Archie sat up and looked at his dad. He mumbled like his mouth was full of something. “What’s happening?”
“I’m going to get us some water.” Did he notice that Rose was not there? It seemed to make sense in that moment.
Clay filled glasses. He sipped his, relieved, then refilled it. “Rosie.” He called out to the empty house. There was no answer. The refrigerator’s icemaker made its periodi
c whirr. There was a trick to carrying three, but he managed it.
Pallid Amanda sat on the edge of the bed. Archie had pulled a pillow over his head. “Drink up.” Clay put the glasses on the table. Whenever you were sick with something undetermined, you were supposed to drink water. Water was the first line of defense. If there was something in the air—if the storm had blown in more than just tropical birds—and that something was in the water, the whole system a closed loop, he didn’t know it.

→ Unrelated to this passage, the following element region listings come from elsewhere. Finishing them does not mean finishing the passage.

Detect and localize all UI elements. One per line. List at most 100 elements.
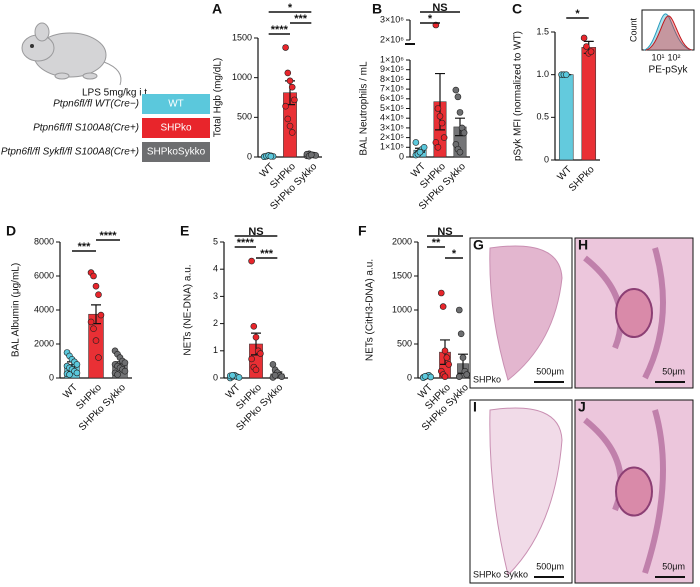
data-point — [271, 371, 279, 379]
y-tick-label: 4×10⁵ — [380, 113, 404, 123]
legend-genotype: Ptpn6fl/fl WT(Cre−) — [53, 99, 139, 110]
image-caption: SHPko Sykko — [473, 569, 528, 579]
data-point — [90, 272, 97, 280]
scale-label: 500μm — [536, 561, 564, 571]
y-tick-label: 3×10⁶ — [380, 14, 404, 24]
significance-label: **** — [99, 230, 117, 242]
inset-x-label: PE-pSyk — [649, 65, 689, 76]
data-point — [583, 43, 590, 50]
vessel — [615, 288, 653, 338]
y-tick-label: 3×10⁵ — [380, 122, 404, 132]
data-point — [439, 303, 447, 310]
data-point — [421, 372, 429, 380]
legend-genotype: Ptpn6fl/fl S100A8(Cre+) — [33, 123, 139, 134]
y-tick-label: 6000 — [34, 270, 54, 280]
data-point — [95, 354, 102, 361]
data-point — [248, 355, 255, 363]
data-point — [437, 289, 445, 297]
data-point — [73, 369, 81, 377]
panel-letter: B — [372, 1, 382, 17]
y-tick-label: 0.5 — [536, 112, 549, 122]
data-point — [441, 347, 449, 355]
data-point — [252, 333, 260, 341]
panel-letter: H — [578, 237, 588, 253]
mouse-eye — [30, 44, 34, 48]
inset-x-tick: 10² — [667, 52, 680, 62]
data-point — [252, 366, 260, 374]
significance-label: ** — [432, 237, 441, 249]
y-tick-label: 1.0 — [536, 69, 549, 79]
y-tick-label: 1000 — [392, 304, 412, 314]
scale-label: 50μm — [662, 561, 685, 571]
data-point — [73, 361, 81, 368]
legend-label: SHPkoSykko — [147, 147, 206, 158]
significance-label: **** — [271, 24, 289, 36]
data-point — [291, 96, 298, 104]
y-tick-label: 6×10⁵ — [380, 93, 404, 103]
y-tick-label: 1000 — [232, 72, 252, 82]
y-tick-label: 1×10⁵ — [380, 142, 404, 152]
data-point — [97, 311, 105, 319]
data-point — [441, 373, 449, 380]
data-point — [434, 105, 442, 112]
data-point — [284, 69, 292, 77]
treatment: LPS 5mg/kg i.t. — [82, 88, 150, 99]
x-tick-label: SHPko — [567, 164, 597, 194]
inset-curve-shp — [645, 15, 693, 51]
data-point — [427, 373, 435, 381]
significance-label: *** — [294, 13, 308, 25]
y-tick-label: 2×10⁶ — [380, 34, 404, 44]
data-point — [457, 330, 465, 338]
data-point — [436, 112, 444, 120]
data-point — [286, 77, 294, 85]
data-point — [95, 291, 102, 299]
data-point — [452, 86, 460, 94]
legend-swatch — [142, 94, 210, 114]
data-point — [121, 359, 129, 367]
lung-section — [489, 245, 563, 381]
data-point — [445, 361, 453, 368]
panel-letter: I — [473, 399, 477, 415]
data-point — [92, 337, 100, 344]
y-tick-label: 2×10⁵ — [380, 132, 404, 142]
y-tick-label: 0 — [407, 372, 412, 382]
y-tick-label: 1500 — [232, 32, 252, 42]
panel-letter: D — [6, 223, 16, 239]
data-point — [229, 371, 236, 379]
y-tick-label: 500 — [397, 338, 412, 348]
data-point — [92, 282, 100, 290]
data-point — [562, 71, 570, 78]
panel-letter: J — [578, 399, 586, 415]
significance-label: *** — [260, 248, 274, 260]
y-tick-label: 1 — [213, 345, 218, 355]
significance-label: * — [428, 13, 433, 25]
data-point — [284, 115, 292, 123]
data-point — [235, 374, 243, 381]
y-tick-label: 0 — [247, 151, 252, 161]
lung-section — [489, 407, 563, 576]
significance-label: * — [452, 248, 457, 260]
data-point — [460, 129, 468, 137]
data-point — [443, 354, 451, 361]
y-tick-label: 0 — [213, 372, 218, 382]
panel-letter: F — [358, 223, 367, 239]
data-point — [587, 48, 595, 55]
data-point — [286, 122, 294, 130]
x-tick-label: WT — [61, 382, 80, 401]
panel-letter: C — [512, 1, 522, 17]
data-point — [248, 257, 255, 265]
significance-label: **** — [237, 237, 255, 249]
data-point — [438, 119, 446, 127]
image-caption: SHPko — [473, 374, 501, 384]
data-point — [288, 83, 296, 91]
y-tick-label: 5 — [213, 236, 218, 246]
data-point — [308, 151, 315, 159]
legend-genotype: Ptpn6fl/fl Sykfl/fl S100A8(Cre+) — [1, 147, 139, 158]
data-point — [456, 109, 464, 116]
data-point — [282, 44, 289, 51]
data-point — [90, 325, 97, 333]
y-tick-label: 3 — [213, 291, 218, 301]
significance-label: NS — [437, 226, 452, 238]
y-tick-label: 1.5 — [536, 26, 549, 36]
y-axis-label: NETs (NE-DNA) a.u. — [183, 264, 194, 355]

“Thanks, honey,” his wife said.
Clay moved urgently, trot down the hall, quick slam of the door. The bathroom redolent of Amanda’s vomit and his own shit, that postmidnight binge pouring out of him in seconds. He stood in the shower as penance, asshole burning, rinsing his mouth over and over again, spitting the water against the tile wall, angry. Did he know if this was hangover or a symptom of something worse? He did not.
On the other side of the wall, Amanda opened the door to the backyard—ugh, the smell of their bodies—where the sweet air was alive with light. She wanted to undo the bed, but her boy still lazed. “How are you feeling, baby?” She thought he looked more himself.
Archie tried to come up with the right answer. He felt strange or weird or sleepy or whatever, but that was how he felt whenever he woke up before noon or so. He was mad or something in that moment, turned away from his mother and pulled the covers over his head.
“I should check your temperature. We were so worried, I was planning on taking you to see Dr. Wilcox this afternoon, after we get back, but maybe we don’t need to.”
Archie made an irritated little groan. “We’re going back?”
“Come on. I know you’re sleepy, but sit up, let Mom look at you.” Amanda sat on the bed beside her son.